Casi con seguridad cantándole boleros supremos al oído a mi señora abuela Esperanza, la que encendía la radio todas las noches buscando la sintonía de la XEQ dentro de La Hora de Lucho Gatica, el que fuese legendario artista chileno, el de la voz de seda con permiso de Don Luis G. Roldán, se retiro de la existencia dejando en su epitafio aquello de “No me platiques más” apenas el pasado 13 de noviembre, tras haber cumplido los 90 años el 11 de agosto del 2018.
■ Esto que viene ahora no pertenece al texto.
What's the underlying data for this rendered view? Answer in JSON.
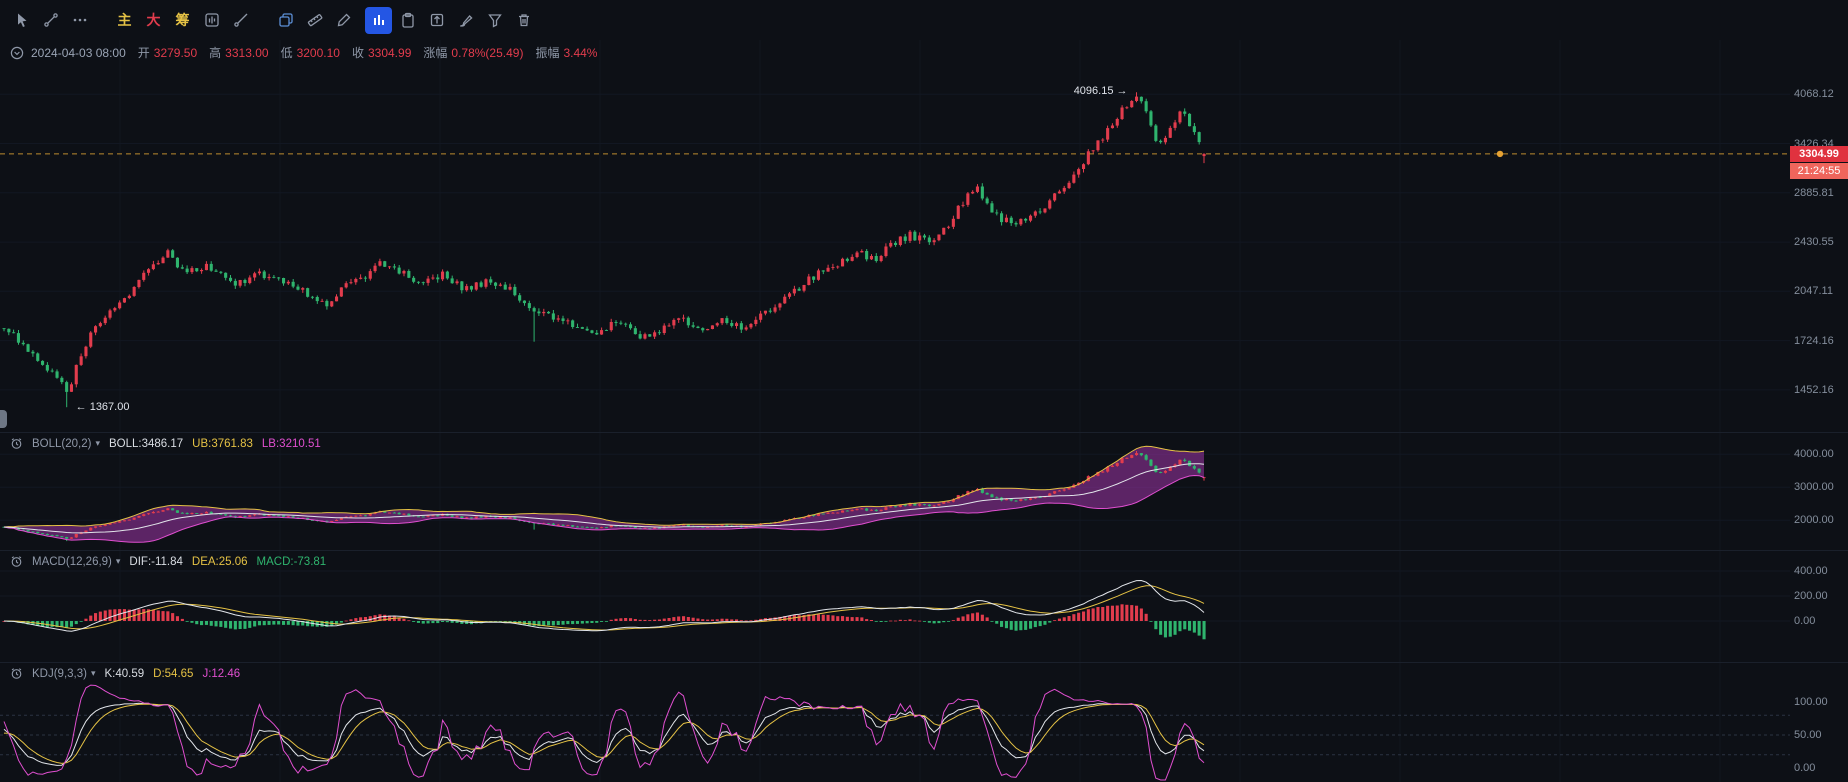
{
  "colors": {
    "background": "#0d1016",
    "up": "#e23c4d",
    "down": "#2fb46e",
    "axis_text": "#848e9c",
    "yellow": "#e5c245",
    "magenta": "#e04fd0",
    "white_line": "#e2e5ea",
    "active_tool_bg": "#2456e4",
    "compare_icon_blue": "#5c8fd6",
    "price_line": "#bd8b2f",
    "price_dot": "#e6a233",
    "price_badge_bg": "#e0323f",
    "countdown_badge_bg": "#ef655c",
    "boll_band_fill": "rgba(158,52,168,0.55)"
  },
  "toolbar": {
    "icons": [
      "cursor-icon",
      "trendline-icon",
      "more-icon",
      "chart-box-icon",
      "ray-line-icon",
      "compare-icon",
      "ruler-icon",
      "pen-icon",
      "bar-chart-icon",
      "clipboard-icon",
      "export-icon",
      "brush-icon",
      "filter-icon",
      "trash-icon"
    ],
    "char_buttons": [
      {
        "label": "主",
        "color": "#e5c245"
      },
      {
        "label": "大",
        "color": "#e23c4d"
      },
      {
        "label": "筹",
        "color": "#e5c245"
      }
    ],
    "active_tool": "bar-chart-icon"
  },
  "info_bar": {
    "timestamp": "2024-04-03 08:00",
    "fields": [
      {
        "label": "开",
        "value": "3279.50"
      },
      {
        "label": "高",
        "value": "3313.00"
      },
      {
        "label": "低",
        "value": "3200.10"
      },
      {
        "label": "收",
        "value": "3304.99"
      },
      {
        "label": "涨幅",
        "value": "0.78%(25.49)"
      },
      {
        "label": "振幅",
        "value": "3.44%"
      }
    ]
  },
  "main_chart": {
    "y_axis": [
      "4068.12",
      "3426.34",
      "2885.81",
      "2430.55",
      "2047.11",
      "1724.16",
      "1452.16"
    ],
    "high_annotation": "4096.15 →",
    "low_annotation": "← 1367.00",
    "last_price": "3304.99",
    "countdown": "21:24:55"
  },
  "indicators": {
    "boll": {
      "name": "BOLL(20,2)",
      "values": [
        {
          "text": "BOLL:3486.17",
          "color": "white"
        },
        {
          "text": "UB:3761.83",
          "color": "yellow"
        },
        {
          "text": "LB:3210.51",
          "color": "magenta"
        }
      ],
      "axis": [
        "4000.00",
        "3000.00",
        "2000.00"
      ]
    },
    "macd": {
      "name": "MACD(12,26,9)",
      "values": [
        {
          "text": "DIF:-11.84",
          "color": "white"
        },
        {
          "text": "DEA:25.06",
          "color": "yellow"
        },
        {
          "text": "MACD:-73.81",
          "color": "green"
        }
      ],
      "axis": [
        "400.00",
        "200.00",
        "0.00"
      ]
    },
    "kdj": {
      "name": "KDJ(9,3,3)",
      "values": [
        {
          "text": "K:40.59",
          "color": "white"
        },
        {
          "text": "D:54.65",
          "color": "yellow"
        },
        {
          "text": "J:12.46",
          "color": "magenta"
        }
      ],
      "axis": [
        "100.00",
        "50.00",
        "0.00"
      ]
    }
  },
  "chart_data": {
    "type": "candlestick",
    "scale": "log",
    "candle_count": 250,
    "visible_price_range": [
      1350,
      4350
    ],
    "keypoints": [
      [
        0.0,
        1800
      ],
      [
        0.02,
        1680
      ],
      [
        0.045,
        1520
      ],
      [
        0.053,
        1430
      ],
      [
        0.062,
        1600
      ],
      [
        0.075,
        1800
      ],
      [
        0.095,
        1950
      ],
      [
        0.115,
        2150
      ],
      [
        0.135,
        2360
      ],
      [
        0.15,
        2180
      ],
      [
        0.17,
        2240
      ],
      [
        0.19,
        2090
      ],
      [
        0.21,
        2170
      ],
      [
        0.23,
        2130
      ],
      [
        0.25,
        2040
      ],
      [
        0.268,
        1960
      ],
      [
        0.285,
        2080
      ],
      [
        0.3,
        2150
      ],
      [
        0.315,
        2260
      ],
      [
        0.33,
        2190
      ],
      [
        0.348,
        2100
      ],
      [
        0.365,
        2170
      ],
      [
        0.385,
        2060
      ],
      [
        0.405,
        2120
      ],
      [
        0.425,
        2040
      ],
      [
        0.44,
        1900
      ],
      [
        0.455,
        1880
      ],
      [
        0.475,
        1820
      ],
      [
        0.495,
        1780
      ],
      [
        0.515,
        1845
      ],
      [
        0.53,
        1745
      ],
      [
        0.55,
        1805
      ],
      [
        0.565,
        1865
      ],
      [
        0.58,
        1775
      ],
      [
        0.6,
        1850
      ],
      [
        0.615,
        1790
      ],
      [
        0.632,
        1880
      ],
      [
        0.65,
        1985
      ],
      [
        0.665,
        2090
      ],
      [
        0.68,
        2190
      ],
      [
        0.695,
        2265
      ],
      [
        0.71,
        2345
      ],
      [
        0.725,
        2290
      ],
      [
        0.74,
        2400
      ],
      [
        0.755,
        2495
      ],
      [
        0.77,
        2430
      ],
      [
        0.785,
        2545
      ],
      [
        0.8,
        2810
      ],
      [
        0.81,
        2935
      ],
      [
        0.825,
        2680
      ],
      [
        0.84,
        2580
      ],
      [
        0.855,
        2645
      ],
      [
        0.87,
        2770
      ],
      [
        0.885,
        2985
      ],
      [
        0.9,
        3230
      ],
      [
        0.915,
        3490
      ],
      [
        0.93,
        3800
      ],
      [
        0.942,
        4070
      ],
      [
        0.95,
        3930
      ],
      [
        0.96,
        3500
      ],
      [
        0.966,
        3390
      ],
      [
        0.974,
        3700
      ],
      [
        0.982,
        3830
      ],
      [
        0.99,
        3620
      ],
      [
        1.0,
        3305
      ]
    ],
    "specials": {
      "session_low": {
        "t": 0.053,
        "price": 1367.0
      },
      "mid_drop_wick": {
        "t": 0.442
      },
      "session_high": {
        "t": 0.942,
        "price": 4096.15
      },
      "last_candle": {
        "open": 3279.5,
        "high": 3313.0,
        "low": 3200.1,
        "close": 3304.99
      }
    },
    "overlays": [
      "BOLL(20,2)",
      "MACD(12,26,9)",
      "KDJ(9,3,3)"
    ]
  }
}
Lucho debutaría en el cine mexicano cantando uno de sus boleros cañones, No me platiques más, del insigne compositor Vicente Garrido, dentro del filme que llevó el nombre de la incomparable melodía; Gatica sólo tuvo acción en ese filme cantando dicha canción, dentro de un reparto formado por Ana Berta Lepe y Evangelina Elizondo, haciéndole casita al tenor desteñido Raúl Martínez.
Gatica aparecería luego en comedias, recordándolo al lado de Viruta y Capulina en “A sablazo limpio” (1958), sosteniendo un romance de ficción y un duelo de canciones con Carmela Rey, llevando el papel de La Máscara Solitaria, un justiciero de capa y espada y excelente voz; sin olvidar “Viva la Parranda (1960)”, otra vez en un mano a mano cantando ahora con Miguel Aceves Mejía, que fue una simpática cinta.
“Los robachicos”, “Que seas feliz”, “Las canciones unidas”, “Teatro del crimen” fueron otros de los filmes de Lucho, sólo poseedor a muchos Oscares al momento de cantar los espléndidos boleros, sobre todo “Franqueza”, “Encadenados”, “No me platiques más”, “Que seas feliz”, entre otros.